Embrace your stereotype

ALEX BARTLOW | ASST. OPINION EDITOR

A girl wearing UGG boots, black leggings and a North Face jacket walks into Starbucks to order a vanilla frappuccino.

It turns out that Starbucks is out of vanilla-flavored syrup and she literally can’t even.

However, to her surprise, Trip walks in. She must get a picture with him on her white iPhone and immediately post it to Instagram, obviously with #nofilter.

This description may lead some to categorize this fictional girl as “basic,” which means that her tastes and interests reflect popular culture. Usually, this includes things similar to those described above, such as white iPhones, Ugg boots, Starbucks, Instagram and hashtags.

Although people may fit the preceding stereotype, they should not be ashamed of it. As a society, we should no longer be so quick to judge others and categorize them into a specific group of people.

I know plenty of guys, myself included, who love the taste of vanilla.

Most people cannot deny the fact that UGG boots are extremely warm during the winter season.

Additionally, if you do not get somewhat excited when you see Trip, are you even a student at Butler University?

The truth behind being basic is the fact that many people share similar interests.

Individuals today are constantly looking for ways to be different, trying to be the opposite of the stereotype. To me, this is a direct way of being untruthful to oneself.

Falling under a stereotype is not a bad thing, unless, of course, the stereotype involves terms such as druggie, alcoholic or failure.

Nevertheless, we all fit into categories.  It is looking past the societal negatives that allows us to embrace our stereotypes.

When you hear the term “jock,” rather than considering an overly muscular football player who bullies weak kids, try to think of a person who likes to keep physically fit.

When you hear “nerd” or “geek,” hesitate from thinking of a small boy with tape around his glasses and a plaid shirt on. Instead, imagine an individual who is incredibly intelligent among their peers.

The term “hipster” is not bad at all. Maybe someone just enjoys local coffee shops, thick-framed glasses and happens to have a different taste in music.

Sophomore biology major Matt Seaman said he thinks there are two sides to stereotypes.

“Sometimes they can be good, and sometimes they can be bad,” he said. “Most of the time, however, I think stereotypes are rooted in ignorance.”

I think our generation is breaking down the societal barriers that stereotypes represent.
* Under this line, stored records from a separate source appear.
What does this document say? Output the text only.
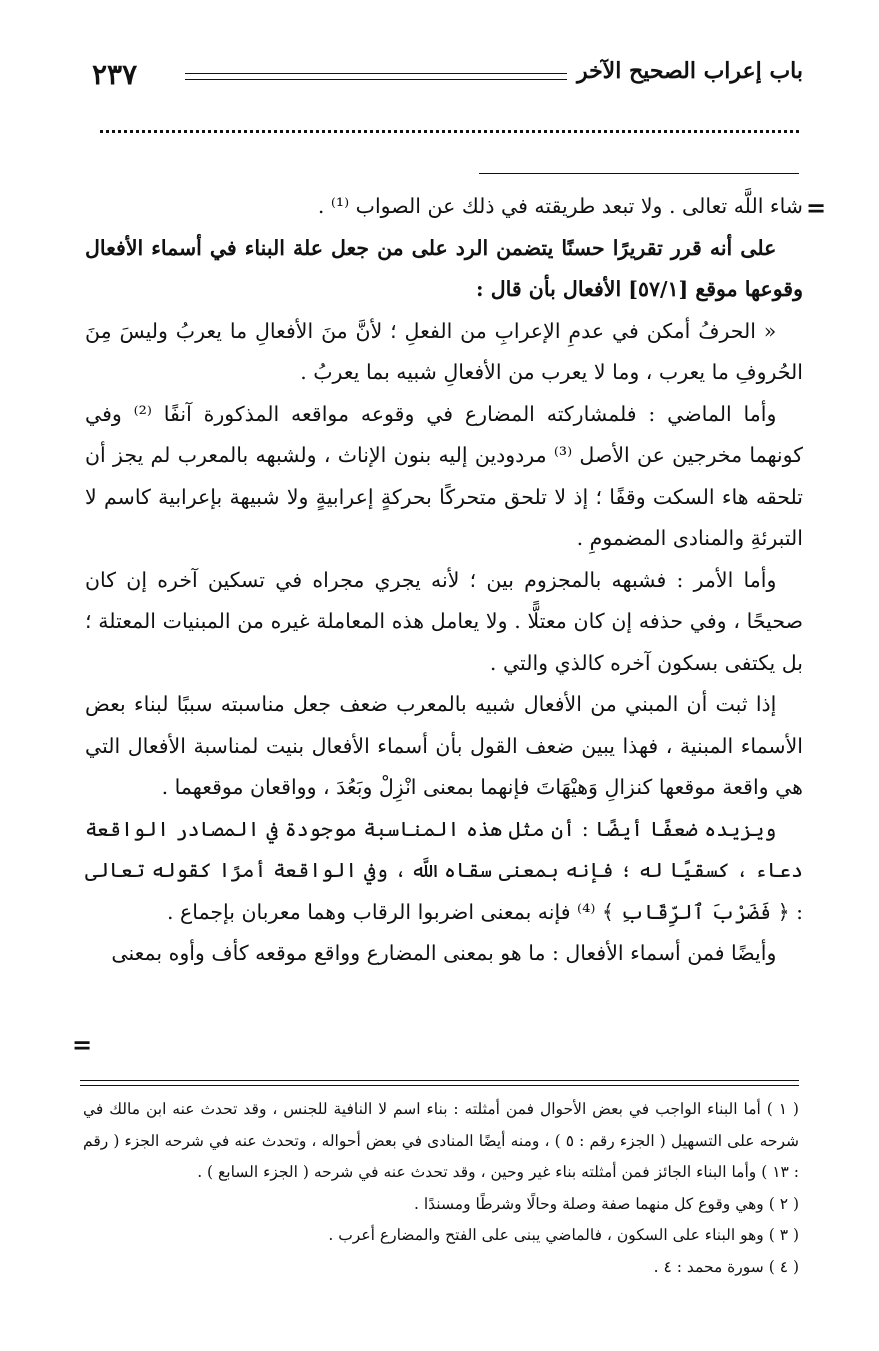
باب إعراب الصحيح الآخر
٢٣٧
=
=

شاء اللَّه تعالى . ولا تبعد طريقته في ذلك عن الصواب ⁽¹⁾ .

على أنه قرر تقريرًا حسنًا يتضمن الرد على من جعل علة البناء في أسماء الأفعال وقوعها موقع [٥٧/١] الأفعال بأن قال :

« الحرفُ أمكن في عدمِ الإعرابِ من الفعلِ ؛ لأنَّ منَ الأفعالِ ما يعربُ وليسَ مِنَ الحُروفِ ما يعرب ، وما لا يعرب من الأفعالِ شبيه بما يعربُ .

وأما الماضي : فلمشاركته المضارع في وقوعه مواقعه المذكورة آنفًا ⁽²⁾ وفي كونهما مخرجين عن الأصل ⁽³⁾ مردودين إليه بنون الإناث ، ولشبهه بالمعرب لم يجز أن تلحقه هاء السكت وقفًا ؛ إذ لا تلحق متحركًا بحركةٍ إعرابيةٍ ولا شبيهة بإعرابية كاسم لا التبرئةِ والمنادى المضمومِ .

وأما الأمر : فشبهه بالمجزوم بين ؛ لأنه يجري مجراه في تسكين آخره إن كان صحيحًا ، وفي حذفه إن كان معتلًّا . ولا يعامل هذه المعاملة غيره من المبنيات المعتلة ؛ بل يكتفى بسكون آخره كالذي والتي .

إذا ثبت أن المبني من الأفعال شبيه بالمعرب ضعف جعل مناسبته سببًا لبناء بعض الأسماء المبنية ، فهذا يبين ضعف القول بأن أسماء الأفعال بنيت لمناسبة الأفعال التي هي واقعة موقعها كنزالِ وَهيْهَاتَ فإنهما بمعنى انْزِلْ وبَعُدَ ، وواقعان موقعهما .

ويزيده ضعفًا أيضًا : أن مثل هذه المناسبة موجودة في المصادر الواقعة دعاء ، كسقيًا له ؛ فإنه بمعنى سقاه اللَّه ، وفي الواقعة أمرًا كقوله تعالى : ﴿ فَضَرْبَ ٱلرِّقَابِ ﴾ ⁽⁴⁾ فإنه بمعنى اضربوا الرقاب وهما معربان بإجماع .

وأيضًا فمن أسماء الأفعال : ما هو بمعنى المضارع وواقع موقعه كأف وأوه بمعنى

( ١ ) أما البناء الواجب في بعض الأحوال فمن أمثلته : بناء اسم لا النافية للجنس ، وقد تحدث عنه ابن مالك في شرحه على التسهيل ( الجزء رقم : ٥ ) ، ومنه أيضًا المنادى في بعض أحواله ، وتحدث عنه في شرحه الجزء ( رقم : ١٣ ) وأما البناء الجائز فمن أمثلته بناء غير وحين ، وقد تحدث عنه في شرحه ( الجزء السابع ) .

( ٢ ) وهي وقوع كل منهما صفة وصلة وحالًا وشرطًا ومسندًا .

( ٣ ) وهو البناء على السكون ، فالماضي يبنى على الفتح والمضارع أعرب .

( ٤ ) سورة محمد : ٤ .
We are constantly taught to accept others for who they are as individuals rather than the stereotypes they are associated with.

However, grouping is a part of human nature, and stereotypes give us a way to describe individuals by their associated characteristics.
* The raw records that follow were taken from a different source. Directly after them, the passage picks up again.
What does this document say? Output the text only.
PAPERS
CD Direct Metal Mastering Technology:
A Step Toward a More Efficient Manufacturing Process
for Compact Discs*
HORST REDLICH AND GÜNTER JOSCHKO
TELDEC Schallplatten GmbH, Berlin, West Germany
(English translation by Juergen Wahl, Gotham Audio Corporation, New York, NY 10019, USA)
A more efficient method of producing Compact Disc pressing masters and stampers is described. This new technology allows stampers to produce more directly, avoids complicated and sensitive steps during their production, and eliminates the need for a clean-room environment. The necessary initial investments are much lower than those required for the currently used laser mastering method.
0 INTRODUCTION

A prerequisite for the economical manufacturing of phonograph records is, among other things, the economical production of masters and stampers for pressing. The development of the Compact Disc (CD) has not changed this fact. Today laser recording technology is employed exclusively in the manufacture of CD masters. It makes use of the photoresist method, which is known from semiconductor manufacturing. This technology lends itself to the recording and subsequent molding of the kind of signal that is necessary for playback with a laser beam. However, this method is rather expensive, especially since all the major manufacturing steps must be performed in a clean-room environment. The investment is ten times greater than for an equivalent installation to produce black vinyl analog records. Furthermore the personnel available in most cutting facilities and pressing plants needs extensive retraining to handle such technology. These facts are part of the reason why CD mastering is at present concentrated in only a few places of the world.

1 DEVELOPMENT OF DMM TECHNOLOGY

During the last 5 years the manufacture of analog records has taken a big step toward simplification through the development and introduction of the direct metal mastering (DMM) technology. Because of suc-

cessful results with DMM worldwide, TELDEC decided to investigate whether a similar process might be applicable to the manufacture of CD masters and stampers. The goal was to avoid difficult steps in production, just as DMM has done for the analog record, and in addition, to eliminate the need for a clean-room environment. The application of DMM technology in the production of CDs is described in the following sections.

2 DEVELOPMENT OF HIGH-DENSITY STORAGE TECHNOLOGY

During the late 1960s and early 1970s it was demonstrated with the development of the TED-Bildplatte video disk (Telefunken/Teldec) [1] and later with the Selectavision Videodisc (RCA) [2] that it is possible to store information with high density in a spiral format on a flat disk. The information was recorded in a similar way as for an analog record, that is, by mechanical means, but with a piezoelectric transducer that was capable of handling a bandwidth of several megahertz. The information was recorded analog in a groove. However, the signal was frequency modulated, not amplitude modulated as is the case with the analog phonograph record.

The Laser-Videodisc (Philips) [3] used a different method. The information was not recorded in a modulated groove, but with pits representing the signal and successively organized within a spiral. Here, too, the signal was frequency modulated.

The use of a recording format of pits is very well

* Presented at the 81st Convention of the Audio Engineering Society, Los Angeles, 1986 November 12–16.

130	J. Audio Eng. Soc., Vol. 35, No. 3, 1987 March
Sophomore business major Shanaya Grant doesn’t feel ashamed that she falls into some of the categories that are commonly referred to as “basic.”
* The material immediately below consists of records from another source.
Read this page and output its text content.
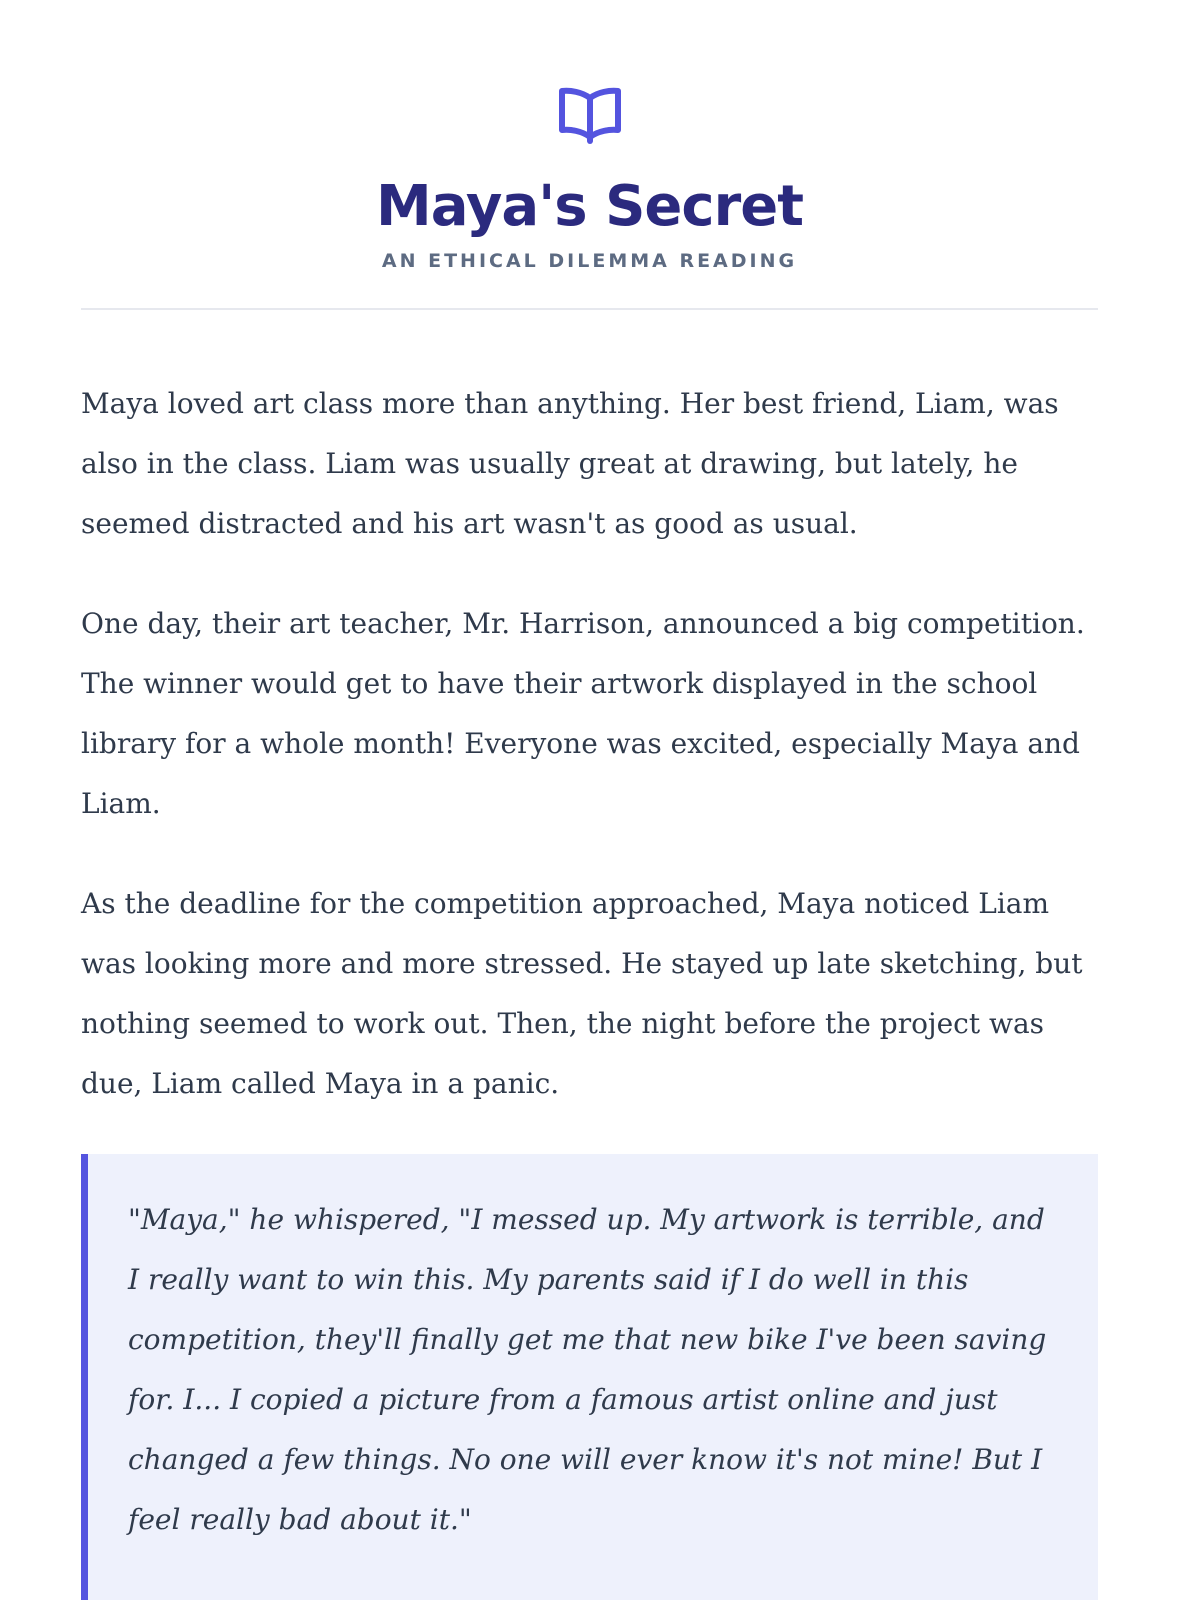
Maya's Secret
AN ETHICAL DILEMMA READING

Maya loved art class more than anything. Her best friend, Liam, was also in the class. Liam was usually great at drawing, but lately, he seemed distracted and his art wasn't as good as usual.

One day, their art teacher, Mr. Harrison, announced a big competition. The winner would get to have their artwork displayed in the school library for a whole month! Everyone was excited, especially Maya and Liam.

As the deadline for the competition approached, Maya noticed Liam was looking more and more stressed. He stayed up late sketching, but nothing seemed to work out. Then, the night before the project was due, Liam called Maya in a panic.

"Maya," he whispered, "I messed up. My artwork is terrible, and I really want to win this. My parents said if I do well in this competition, they'll finally get me that new bike I've been saving for. I... I copied a picture from a famous artist online and just changed a few things. No one will ever know it's not mine! But I feel really bad about it."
“On Sundays, I eat Chipotle in my groutfit while watching ‘The Office,’” she said.

“Sometimes I even wear pink on Wednesdays like the Mean Girls inspired me to,” she said. “Sue me. Embracing who you are and what you like is refreshing to see in people.”

I might be referred to as a typical white boy because I like to wear Sperry’s and occasionally play a round of golf on the weekends. So, to me, I suppose “typical white boy” fits perfectly.

I am going to embrace my stereotypes, and, quite honestly, I think people should take a step back and evaluate whether or not their stereotypes are such a bad thing after all.